Карла приподнялась было, но Одри удержала ее, схватив за ногу.
— А если трудно? У меня серьезный разговор с дочерью, а вы мне мешаете.
Медсестру передернуло от такой наглости:
— Простите, мэм, но по соображениям безопасности мы не позволяем посетителям сидеть в коридоре.
— Я же сказала, мы скоро встанем, — сладким тоном произнесла Одри. — А пока, будь любезна, отвали.
Два ярких красных пятна вспыхнули на лбу медсестры. Она в бешенстве поглядела на Одри и поспешила прочь.
— Дура, — выругалась Одри. — Теперь ей остается только полицию вызвать.
— Давай-ка лучше уйдем, мама.
— Нет, я собиралась тебе кое-что сказать.
— Что?
— Знаешь, если у вас с Майком не все хорошо, то не хочу, чтобы ты думала, что надо в любом случае терпеть и смиряться.
— Что?
— Ну, если ты на самом деле несчастлива с ним.
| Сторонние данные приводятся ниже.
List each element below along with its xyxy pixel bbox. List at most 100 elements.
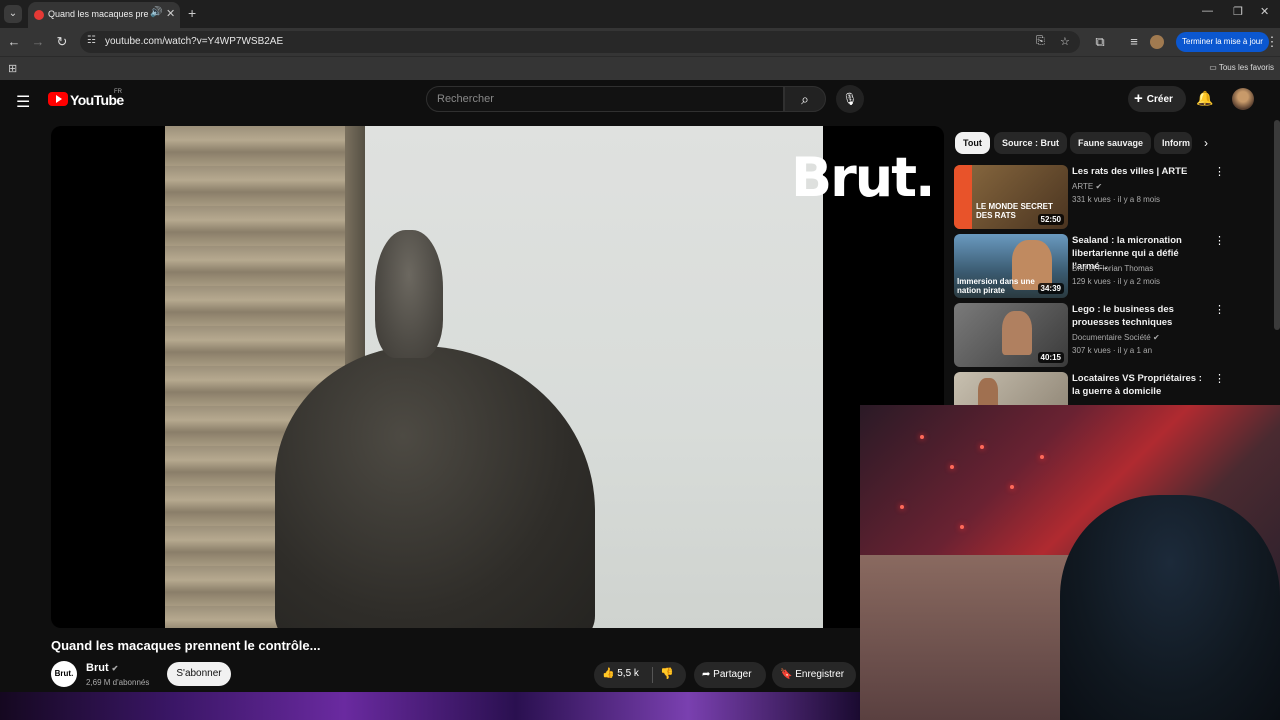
fairy-light <box>960 525 964 529</box>
close-window-icon[interactable]: ✕ <box>1260 5 1269 18</box>
tab-search-icon[interactable]: ⌄ <box>4 5 22 23</box>
youtube-header: ☰ YouTube FR Rechercher ⌕ 🎙 + Créer 🔔 <box>0 80 1280 120</box>
more-actions-icon[interactable]: ⋮ <box>1214 234 1225 247</box>
bookmarks-bar: ⊞ ▭ Tous les favoris <box>0 56 1280 80</box>
site-info-icon[interactable]: ☷ <box>87 35 96 46</box>
search-input[interactable]: Rechercher <box>426 86 784 112</box>
like-separator <box>652 667 653 683</box>
recommendation-item[interactable]: LE MONDE SECRET DES RATS 52:50 Les rats … <box>954 165 1225 229</box>
close-tab-icon[interactable]: ✕ <box>166 7 175 20</box>
video-macaque <box>375 230 443 358</box>
video-frame <box>165 126 823 628</box>
thumbnail[interactable]: 40:15 <box>954 303 1068 367</box>
notifications-bell-icon[interactable]: 🔔 <box>1196 90 1213 107</box>
recommendation-item[interactable]: 40:15 Lego : le business des prouesses t… <box>954 303 1225 367</box>
youtube-logo-icon[interactable] <box>48 92 68 106</box>
arte-logo-icon <box>954 165 972 229</box>
recommendation-channel[interactable]: Brut et Florian Thomas <box>1072 264 1153 273</box>
tab-title: Quand les macaques prenn... <box>48 9 148 19</box>
update-button[interactable]: Terminer la mise à jour <box>1176 32 1269 52</box>
recommendation-channel[interactable]: Documentaire Société ✔ <box>1072 333 1160 342</box>
create-label: Créer <box>1146 94 1173 105</box>
recommendation-channel[interactable]: ARTE ✔ <box>1072 182 1102 191</box>
like-button[interactable]: 👍 5,5 k <box>602 668 639 679</box>
back-icon[interactable]: ← <box>6 34 22 49</box>
restore-icon[interactable]: ❐ <box>1233 5 1243 18</box>
more-actions-icon[interactable]: ⋮ <box>1214 165 1225 178</box>
more-menu-icon[interactable]: ⋮ <box>1264 34 1280 50</box>
recommendation-meta: 331 k vues · il y a 8 mois <box>1072 195 1161 204</box>
thumbnail[interactable]: LE MONDE SECRET DES RATS 52:50 <box>954 165 1068 229</box>
chip-tout[interactable]: Tout <box>955 132 990 154</box>
recommendation-item[interactable]: Immersion dans une nation pirate 34:39 S… <box>954 234 1225 298</box>
recommendation-title[interactable]: Locataires VS Propriétaires : la guerre … <box>1072 372 1212 398</box>
all-bookmarks-folder[interactable]: ▭ Tous les favoris <box>1209 63 1274 72</box>
address-bar[interactable]: ☷ youtube.com/watch?v=Y4WP7WSB2AE ⎘ ☆ <box>80 31 1080 53</box>
fairy-light <box>920 435 924 439</box>
page-scrollbar[interactable] <box>1274 120 1280 330</box>
profile-icon[interactable] <box>1150 35 1164 49</box>
description-backdrop <box>0 692 860 720</box>
channel-name[interactable]: Brut <box>86 662 109 674</box>
save-button[interactable]: 🔖 Enregistrer <box>772 662 856 688</box>
subscribe-button[interactable]: S'abonner <box>167 662 231 686</box>
menu-icon[interactable]: ☰ <box>16 92 30 112</box>
account-avatar[interactable] <box>1232 88 1254 110</box>
chip-faune-sauvage[interactable]: Faune sauvage <box>1070 132 1152 154</box>
duration-badge: 52:50 <box>1037 214 1064 225</box>
plus-icon: + <box>1134 90 1143 107</box>
search-placeholder: Rechercher <box>437 93 494 105</box>
folder-icon: ▭ <box>1209 63 1219 72</box>
more-actions-icon[interactable]: ⋮ <box>1214 303 1225 316</box>
browser-tab-bar: ⌄ Quand les macaques prenn... 🔊 ✕ + — ❐ … <box>0 0 1280 28</box>
share-button[interactable]: ➦ Partager <box>694 662 766 688</box>
minimize-icon[interactable]: — <box>1202 5 1213 17</box>
verified-icon: ✔ <box>1152 333 1160 342</box>
channel-text: ARTE <box>1072 182 1094 191</box>
thumbs-down-icon: 👎 <box>660 668 674 680</box>
install-app-icon[interactable]: ⎘ <box>1036 35 1045 48</box>
channel-name-row[interactable]: Brut ✔ <box>86 662 118 674</box>
chevron-right-icon[interactable]: › <box>1204 136 1208 150</box>
recommendation-title[interactable]: Lego : le business des prouesses techniq… <box>1072 303 1212 329</box>
channel-avatar[interactable]: Brut. <box>51 661 77 687</box>
chip-source-brut[interactable]: Source : Brut <box>994 132 1068 154</box>
search-button[interactable]: ⌕ <box>784 86 826 112</box>
bookmark-star-icon[interactable]: ☆ <box>1060 35 1070 48</box>
bookmark-icon: 🔖 <box>780 669 796 680</box>
search-icon: ⌕ <box>801 91 809 107</box>
webcam-overlay <box>860 405 1280 720</box>
fairy-light <box>1010 485 1014 489</box>
video-player[interactable]: Brut. <box>51 126 944 628</box>
apps-grid-icon[interactable]: ⊞ <box>8 62 17 75</box>
verified-icon: ✔ <box>111 664 119 673</box>
forward-icon[interactable]: → <box>30 34 46 49</box>
share-label: Partager <box>713 669 752 680</box>
reading-list-icon[interactable]: ≡ <box>1126 34 1142 49</box>
dislike-button[interactable]: 👎 <box>660 667 674 680</box>
webcam-person <box>1060 495 1280 720</box>
country-code: FR <box>114 89 122 95</box>
fairy-light <box>980 445 984 449</box>
extensions-icon[interactable]: ⧉ <box>1092 34 1108 50</box>
url-text: youtube.com/watch?v=Y4WP7WSB2AE <box>105 36 284 47</box>
browser-toolbar: ← → ↻ ☷ youtube.com/watch?v=Y4WP7WSB2AE … <box>0 28 1280 56</box>
subscriber-count: 2,69 M d'abonnés <box>86 678 150 687</box>
recommendation-meta: 129 k vues · il y a 2 mois <box>1072 277 1161 286</box>
new-tab-icon[interactable]: + <box>188 5 196 21</box>
chip-inform[interactable]: Inform <box>1154 132 1192 154</box>
channel-text: Documentaire Société <box>1072 333 1151 342</box>
thumbnail[interactable]: Immersion dans une nation pirate 34:39 <box>954 234 1068 298</box>
voice-search-button[interactable]: 🎙 <box>836 85 864 113</box>
recommendation-title[interactable]: Les rats des villes | ARTE <box>1072 165 1212 178</box>
duration-badge: 40:15 <box>1037 352 1064 363</box>
thumbnail-text: Immersion dans une nation pirate <box>957 277 1035 295</box>
create-button[interactable]: + Créer <box>1128 86 1186 112</box>
fairy-light <box>900 505 904 509</box>
thumbnail-person <box>978 378 998 408</box>
browser-tab[interactable]: Quand les macaques prenn... 🔊 ✕ <box>28 2 180 28</box>
speaker-icon[interactable]: 🔊 <box>150 7 162 18</box>
save-label: Enregistrer <box>795 669 845 680</box>
reload-icon[interactable]: ↻ <box>54 34 70 50</box>
more-actions-icon[interactable]: ⋮ <box>1214 372 1225 385</box>
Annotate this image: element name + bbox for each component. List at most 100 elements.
— Я тебя не понимаю, мама.
Одри нетерпеливо цокнула языком:
— Не ври, понимаешь.
Помолчав, Карла сказала:
— Но ты же терпишь. Миришься с…
— Это совсем другая история, — не дала ей договорить Одри. — Я была счастлива.
В коридоре опять раздались шаги: медсестра возвращалась.
— Ладно, ладно, — примирительно сказала Одри, — мы уходим.
— Вы — миссис Литвинов? — обратилась к ней медсестра.
— Да, и что? Хотите на меня жаловаться?
— Мне очень жаль, — медсестра сложила ладони в молитвенном жесте, — ваш муж скончался.
Карла побежала будить Розу и Ленни. Когда через несколько минут они появились в палате отца, Одри лежала на кровати, обнимая Джоела и словно баюкая его. Никто не произнес ни слова. Все понимали, что Одри пресечет любые попытки утешить ее, им же положено горевать в другом месте. Постояв немного рядом с плачущей матерью, дети тихонько, по одному покинули палату.
Глава 6
«— Я не придираюсь, боже упаси, — в третий раз за утро повторила Джулия…»
— Я не придираюсь, боже упаси, — в третий раз за утро повторила Джулия, сестра Одри, — но, на мой взгляд, уж очень странно она все организовала.
Джулия с мужем Колином занимали заднее сиденье такси. Джин, которой поручили опекать их, сидела спереди. Они ехали на мемориальную службу.
— Полагаю, тебе известно, Джин, — продолжала Джулия, — что нас с Колом даже не пригласили на похороны.